Regardless of their length, I hope and believe our critiques at SBM are all about substance and science. That’s what really matters, after all. Here’s a sample of some of our disagreements with these two doctors.
- Did large numbers of people die with COVID not from COVID? No.
- Is the death toll inflated because doctors were too quick to intubate people at the pandemic’s start? No.
- Is the death toll inflated because doctors filled out death certificates inappropriately – even fraudulently? No.
- Did over 100% of NYC residents contract COVID during its first wave? No.
- Is there evidence masks impair child language development? No.
- Is the risk of death “completely negligible” for healthy people under age 65? No.
- Is the flu as bad as COVID for kids? No.
- Did the pandemic end in 2020? No. Did this pandemic end this spring? No.
- Will masks and vaccines lead to the next Hitler? No.
- Is debunking dangerous medical myths a waste of time? No.
- Did most hospitals maintain largely empty wards? No.
- Should doctors have mocked people who wanted a booster before Omicron ripped through the population? No.
- Did the pandemic kill just 10,000 Americans? No. Did the pandemic kill just 40,000 Americans? No.
- Will vaccinating children kill elderly people? No.
- Should children remain unvaccinated because COVID kills more older people or because more children die of suicide?
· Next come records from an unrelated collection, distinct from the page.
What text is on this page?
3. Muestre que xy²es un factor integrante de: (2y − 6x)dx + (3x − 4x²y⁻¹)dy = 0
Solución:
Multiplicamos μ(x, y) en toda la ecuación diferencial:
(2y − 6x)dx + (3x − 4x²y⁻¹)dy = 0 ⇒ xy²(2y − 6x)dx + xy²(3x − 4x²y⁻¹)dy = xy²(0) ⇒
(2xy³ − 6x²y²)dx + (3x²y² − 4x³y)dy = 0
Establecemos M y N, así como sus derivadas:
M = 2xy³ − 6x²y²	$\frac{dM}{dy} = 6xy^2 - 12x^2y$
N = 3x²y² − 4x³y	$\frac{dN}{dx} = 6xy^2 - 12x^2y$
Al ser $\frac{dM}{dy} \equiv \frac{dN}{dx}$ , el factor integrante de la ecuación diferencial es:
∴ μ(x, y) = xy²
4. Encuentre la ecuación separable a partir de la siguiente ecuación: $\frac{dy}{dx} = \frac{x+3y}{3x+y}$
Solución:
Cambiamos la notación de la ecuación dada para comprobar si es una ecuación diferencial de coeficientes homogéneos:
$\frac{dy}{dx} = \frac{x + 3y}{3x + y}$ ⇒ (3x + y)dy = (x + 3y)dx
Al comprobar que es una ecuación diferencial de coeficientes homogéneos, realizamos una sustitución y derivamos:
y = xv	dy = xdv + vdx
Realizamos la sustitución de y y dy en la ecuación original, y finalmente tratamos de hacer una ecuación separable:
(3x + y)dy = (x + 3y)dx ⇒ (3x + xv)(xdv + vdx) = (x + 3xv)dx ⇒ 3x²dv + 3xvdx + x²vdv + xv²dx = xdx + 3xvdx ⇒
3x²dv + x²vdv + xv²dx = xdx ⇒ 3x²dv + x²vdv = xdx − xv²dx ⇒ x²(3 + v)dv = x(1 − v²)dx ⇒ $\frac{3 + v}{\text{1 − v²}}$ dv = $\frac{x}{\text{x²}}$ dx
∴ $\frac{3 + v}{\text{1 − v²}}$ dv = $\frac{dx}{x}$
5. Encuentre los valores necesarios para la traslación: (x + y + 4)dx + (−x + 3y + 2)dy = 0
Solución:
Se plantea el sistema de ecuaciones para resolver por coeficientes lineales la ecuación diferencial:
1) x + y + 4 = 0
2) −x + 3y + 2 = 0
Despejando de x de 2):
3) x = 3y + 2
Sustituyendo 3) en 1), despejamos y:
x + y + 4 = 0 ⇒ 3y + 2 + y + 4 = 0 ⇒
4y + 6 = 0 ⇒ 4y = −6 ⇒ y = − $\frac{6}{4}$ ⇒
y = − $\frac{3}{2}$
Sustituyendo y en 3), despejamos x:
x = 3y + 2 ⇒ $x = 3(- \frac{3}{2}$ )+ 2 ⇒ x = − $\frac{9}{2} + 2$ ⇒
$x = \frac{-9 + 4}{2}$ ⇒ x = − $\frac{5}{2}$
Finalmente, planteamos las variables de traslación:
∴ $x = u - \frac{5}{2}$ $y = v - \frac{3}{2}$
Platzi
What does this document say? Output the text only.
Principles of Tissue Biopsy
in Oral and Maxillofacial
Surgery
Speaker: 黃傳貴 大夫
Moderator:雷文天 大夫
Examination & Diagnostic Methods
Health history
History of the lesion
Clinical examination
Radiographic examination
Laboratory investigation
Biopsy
No.
- Should we let babies get COVID? No.
- Should every public health measure be studied in a massive randomized-controlled trial in the middle of a raging pandemic? No.
- Were claims that 20%-60% of adults would be infected “substantially exaggerated”? No
- Is it appropriate for a senior scientist to discuss the physical appearance of a junior scientist who disagrees with him? No.
- Are vaccine side-effects worse than death for children? No.
- Were we overestimating COVID infections by 50-80 fold at the start of the pandemic? No.
- Is it acceptable to truncate graphs and omit key information to mislead readers? No and no.
There’s no shortage of thoughtful criticisms of Drs. Prasad and Ioannidis. However, to the best of my knowledge, they have mostly pretended this material doesn’t exist. In their latest article, they didn’t point out any errors they felt their critics may have made. This article was all about the form and style of their critics, not about facts and science. Maybe their next collaboration can be a response to any of the dozens of the substantive criticisms of their work. There’s a first time for everything.
Obviously, no one owes us anything. Drs. Prasad and Ioannidis have every right to ignore the “obsessive critics” at SBM. But this neglect appears to be their policy towards all constructive criticism. They rarely, if ever, engage with anyone who is willing to challenge them on their past statements. Despite their professed love for discussion and debate, they seem only willing to be queried by interviewers – often each other – who lavish them with praise, lob softball questions, and let questionable claims go unchallenged. For example, when Dr. Ioannidis said his “original intuition” about our pandemic response “might have been correct”, I would have asked a few follow-up questions about the passage below. Dr. Prasad did not.
But notice how the spotlight has been diverted. Drs. Prasad and Ioannidis want their critics on the defensive, a technique known as DARVO. Suddenly, everyone is debating how to debate, instead of actually debating. And every moment spent debating who can say what to whom and how and where they should say it, is time not spent talking about doctors who repeatedly underestimated the virus and successfully campaigned to ensure tens of millions of children and young adults contracted it before they were vaccinated.
I wonder why Drs. Prasad and Ioannidis don’t want to engage with their critics on these topics?